In the summer of 2016 Assel (20) won the foundation’s grant to do an research internship at the Intelligent Transportation Systems Laboratory, Massachusetts Institute of Technology. Assel is a student of Kazakh-British Technical University in Almaty.
1. How is it that you chose a specialty that is not so popular with girls?
I chose my specialty, assessing the knowledge I obtained at school. When I was five my dad and I spent a lot of time playing chess. Parents noticed that I was keen on solving analytical tasks, and I’m thankful for them for noticing this right on time. I spent 4 years in a technical school, then I moved to a Republican physics and mathematics school. While in the Olympic reserve on Informatics, I learned to write programs to solve challenging problems. It was obvious that in the future I should continue pursuing this direction. So my choice of mathematical and computer modelling was an informed decision.
2. What was the most difficult or interesting during the competition for the grant?
The process of understanding and putting into words the purpose of why I need to apply for the competition was the most interesting to me. In their last year of an undergraduate study everybody wonders, what did I learn during my college years? I believe that everyone should seize every opportunity to build on their knowledge as much as possible. And this grant contest was a remarkable opportunity as my experience proved it.

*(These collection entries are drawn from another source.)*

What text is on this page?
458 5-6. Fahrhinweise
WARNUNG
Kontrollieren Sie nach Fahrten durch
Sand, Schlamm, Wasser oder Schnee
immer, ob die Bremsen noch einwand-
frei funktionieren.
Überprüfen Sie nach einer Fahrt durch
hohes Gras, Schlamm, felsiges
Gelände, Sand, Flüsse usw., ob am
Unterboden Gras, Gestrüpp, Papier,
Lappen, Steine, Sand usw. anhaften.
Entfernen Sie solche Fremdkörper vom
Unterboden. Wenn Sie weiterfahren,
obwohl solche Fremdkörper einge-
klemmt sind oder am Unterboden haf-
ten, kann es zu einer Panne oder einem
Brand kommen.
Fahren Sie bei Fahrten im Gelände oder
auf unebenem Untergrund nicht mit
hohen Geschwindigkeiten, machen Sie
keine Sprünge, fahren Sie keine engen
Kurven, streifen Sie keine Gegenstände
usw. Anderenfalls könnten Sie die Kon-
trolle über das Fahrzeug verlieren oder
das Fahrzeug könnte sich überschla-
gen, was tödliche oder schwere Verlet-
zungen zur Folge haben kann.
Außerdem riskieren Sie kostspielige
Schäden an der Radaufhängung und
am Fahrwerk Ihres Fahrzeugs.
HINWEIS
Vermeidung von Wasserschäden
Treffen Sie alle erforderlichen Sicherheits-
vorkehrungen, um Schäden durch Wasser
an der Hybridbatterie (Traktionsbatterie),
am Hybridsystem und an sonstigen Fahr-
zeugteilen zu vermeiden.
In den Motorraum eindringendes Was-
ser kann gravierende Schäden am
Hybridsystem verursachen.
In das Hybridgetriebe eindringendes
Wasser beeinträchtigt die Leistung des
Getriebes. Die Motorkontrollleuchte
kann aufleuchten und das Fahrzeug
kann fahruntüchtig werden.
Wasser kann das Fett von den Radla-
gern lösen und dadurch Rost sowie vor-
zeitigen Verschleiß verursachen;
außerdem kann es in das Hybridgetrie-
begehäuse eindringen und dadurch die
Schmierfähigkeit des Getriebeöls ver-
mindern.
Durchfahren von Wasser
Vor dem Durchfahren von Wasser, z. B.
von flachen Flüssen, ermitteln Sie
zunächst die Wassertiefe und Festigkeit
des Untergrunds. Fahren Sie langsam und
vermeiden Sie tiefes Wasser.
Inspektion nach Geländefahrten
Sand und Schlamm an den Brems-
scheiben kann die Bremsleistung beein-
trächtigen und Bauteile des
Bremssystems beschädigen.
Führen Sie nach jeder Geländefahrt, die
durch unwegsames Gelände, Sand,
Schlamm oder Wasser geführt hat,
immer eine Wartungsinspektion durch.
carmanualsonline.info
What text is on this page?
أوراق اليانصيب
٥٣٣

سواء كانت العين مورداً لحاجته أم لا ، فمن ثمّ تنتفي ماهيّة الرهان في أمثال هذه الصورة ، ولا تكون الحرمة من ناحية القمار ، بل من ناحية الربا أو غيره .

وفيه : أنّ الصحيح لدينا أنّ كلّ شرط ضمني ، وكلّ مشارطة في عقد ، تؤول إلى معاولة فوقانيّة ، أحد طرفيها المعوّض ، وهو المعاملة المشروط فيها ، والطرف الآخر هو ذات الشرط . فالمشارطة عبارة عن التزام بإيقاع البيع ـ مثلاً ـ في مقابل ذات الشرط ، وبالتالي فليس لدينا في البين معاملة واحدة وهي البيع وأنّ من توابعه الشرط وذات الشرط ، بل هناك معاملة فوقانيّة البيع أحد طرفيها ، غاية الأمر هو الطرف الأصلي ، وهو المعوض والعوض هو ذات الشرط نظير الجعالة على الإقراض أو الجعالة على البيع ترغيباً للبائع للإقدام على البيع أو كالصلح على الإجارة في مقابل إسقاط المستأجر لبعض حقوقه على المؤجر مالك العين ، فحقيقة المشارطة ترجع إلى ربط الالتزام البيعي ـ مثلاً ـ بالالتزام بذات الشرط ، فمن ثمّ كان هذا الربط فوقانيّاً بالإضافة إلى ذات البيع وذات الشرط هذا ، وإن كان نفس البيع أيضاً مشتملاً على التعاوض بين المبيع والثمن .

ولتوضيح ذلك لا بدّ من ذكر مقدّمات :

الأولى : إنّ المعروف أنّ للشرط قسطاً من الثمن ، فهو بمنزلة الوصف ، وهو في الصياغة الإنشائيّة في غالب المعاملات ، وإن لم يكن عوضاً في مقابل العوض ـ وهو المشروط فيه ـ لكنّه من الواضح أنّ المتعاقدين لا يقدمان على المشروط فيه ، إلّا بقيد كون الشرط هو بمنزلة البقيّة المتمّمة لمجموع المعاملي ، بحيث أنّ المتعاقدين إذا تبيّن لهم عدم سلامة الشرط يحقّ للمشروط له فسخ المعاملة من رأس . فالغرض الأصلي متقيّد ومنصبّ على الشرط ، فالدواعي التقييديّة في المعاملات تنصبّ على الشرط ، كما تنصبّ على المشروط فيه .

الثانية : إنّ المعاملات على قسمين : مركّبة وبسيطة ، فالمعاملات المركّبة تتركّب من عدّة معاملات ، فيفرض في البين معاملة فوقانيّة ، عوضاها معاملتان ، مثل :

3. What was the internship about?
I worked as a researcher at MIT. Director of the laboratory of Intelligent Transport Systems Professor Moshe Ben-Akiva supervised me. I worked to develop and study behavioral models for the integrated traffic simulator SimMobility. In a plain language, based on the large amount of statistical data, we predicted the choice between many alternatives. For example, making a trip to the mountains or visiting lectures using personal or public transport, etc. Thus, it is possible to determine the demand for a particular mode of transport, to estimate its optimal value, and more. Such mathematical models carry important information, which must be an integral part while organizing traffic.
4. The outcomes of the internship for you?
My internship resulted in a predictive model of Boston’s transport system. Further debugging needs to be done in order to publish our results in Transportation Research Journal. During the internship I was able to take part in a series of workshops. I learned a lot of interesting information, because the lectures were given by specialists from various areas. During lunch, I usually conversed with the leading scientists I worked side by side. In general, during last summer, I gained considerable amount of knowledge in the field of traffic flows forecasting and learned how to work effectively in a large multicultural research group. Now I continue to work remotely in the laboratory for Intelligent Transportation Systems as a research assistant. Also I applied for the Master’s Degree program at MIT and received an invitation for an interview. I’ve learned that it is necessary to set goals, however out of reach they may seem at times.